C’è un’umanità che dispone quotidianamente il proprio corpo ad accogliere, studiare, proteggere, trasmettere, con rispetto e consapevolezza, gli infiniti creaturali dentro cui siamo immersi, viventi tra i viventi.

C’è una minoranza di umani che, dalla notte preistorica dei tempi, agisce in modo contundente, in un’aggressività cannibalica distruttiva e ottusamente suicida.

In mezzo, respirano esseri che sopravvivono o in sonnambulismo cognitivo o in apatia comportamentale, priva di senso sociale e connessione organica.

Quella minoranza ha firmato, sta firmando e firmerà la morte non solo di interi popoli ma dell’intero pianeta.
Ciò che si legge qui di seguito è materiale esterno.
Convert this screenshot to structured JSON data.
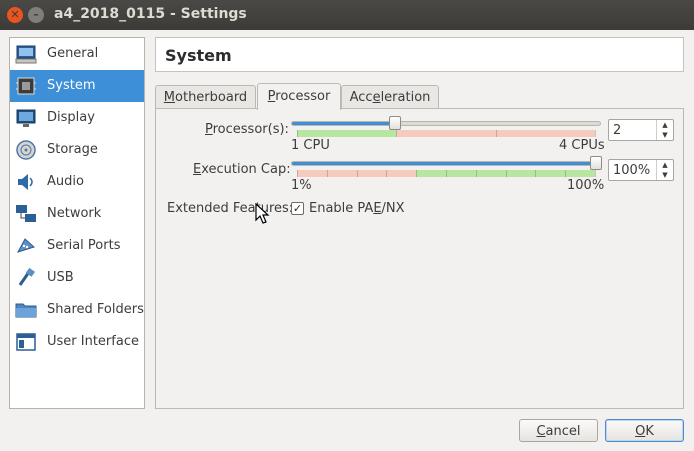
{
  "window": {
    "title": "a4_2018_0115 - Settings",
    "close_glyph": "✕",
    "minimize_glyph": "–"
  },
  "sidebar": {
    "items": [
      {
        "label": "General",
        "icon": "general-icon",
        "selected": false
      },
      {
        "label": "System",
        "icon": "system-icon",
        "selected": true
      },
      {
        "label": "Display",
        "icon": "display-icon",
        "selected": false
      },
      {
        "label": "Storage",
        "icon": "storage-icon",
        "selected": false
      },
      {
        "label": "Audio",
        "icon": "audio-icon",
        "selected": false
      },
      {
        "label": "Network",
        "icon": "network-icon",
        "selected": false
      },
      {
        "label": "Serial Ports",
        "icon": "serial-ports-icon",
        "selected": false
      },
      {
        "label": "USB",
        "icon": "usb-icon",
        "selected": false
      },
      {
        "label": "Shared Folders",
        "icon": "shared-folders-icon",
        "selected": false
      },
      {
        "label": "User Interface",
        "icon": "user-interface-icon",
        "selected": false
      }
    ]
  },
  "header": {
    "title": "System"
  },
  "tabs": [
    {
      "label": "Motherboard",
      "underline": "M",
      "rest": "otherboard",
      "active": false
    },
    {
      "label": "Processor",
      "underline": "P",
      "rest": "rocessor",
      "active": true
    },
    {
      "label": "Acceleration",
      "pre": "Acc",
      "underline": "e",
      "rest": "leration",
      "active": false
    }
  ],
  "processor": {
    "label_pre": "",
    "label_underline": "P",
    "label_rest": "rocessor(s):",
    "min_label": "1 CPU",
    "max_label": "4 CPUs",
    "value": "2",
    "slider_fraction": 0.333
  },
  "execution_cap": {
    "label_underline": "E",
    "label_rest": "xecution Cap:",
    "min_label": "1%",
    "max_label": "100%",
    "value": "100%",
    "slider_fraction": 1.0
  },
  "extended_features": {
    "label": "Extended Features:",
    "checkbox_checked": true,
    "check_glyph": "✓",
    "checkbox_pre": "Enable PA",
    "checkbox_underline": "E",
    "checkbox_rest": "/NX"
  },
  "buttons": {
    "cancel_underline": "C",
    "cancel_rest": "ancel",
    "ok_underline": "O",
    "ok_rest": "K"
  },
  "colors": {
    "accent": "#3d8fd8",
    "range_good": "#b6e6a0",
    "range_bad": "#f6cbbd",
    "titlebar": "#3c3b37"
  }
}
Questa firma è con inchiostro androcentrico. “Da Ernst Jünger: niente donne. ‘Perché la guerra è il modo di procreare dell’uomo.’” Cito dall’opera.

Tra le due sponde, tra la nonviolenza costruttiva, responsabilmente e creativamente congiuntiva e la violenza separativa agita da un’esaltata fame di dominio, il canto canta.

Scelgo quest’antologia preziosa che offre uno specchio perfetto di convinzioni, condizioni, lacerazioni, e dinamiche costanti, sia dando voce a poeti infatuati della guerra sia a molti altri che accoratamente modulano liricamente lo strazio dell’eccidio. Andrea Amerio e Maria Pace Ottieri oltre a tessere un’introduzione significativa all’opera, scelgono 53 autori combattenti provenienti da 16 paesi diversi, tutti al fronte di quello scontro endogeno che è stato la Prima guerra mondiale.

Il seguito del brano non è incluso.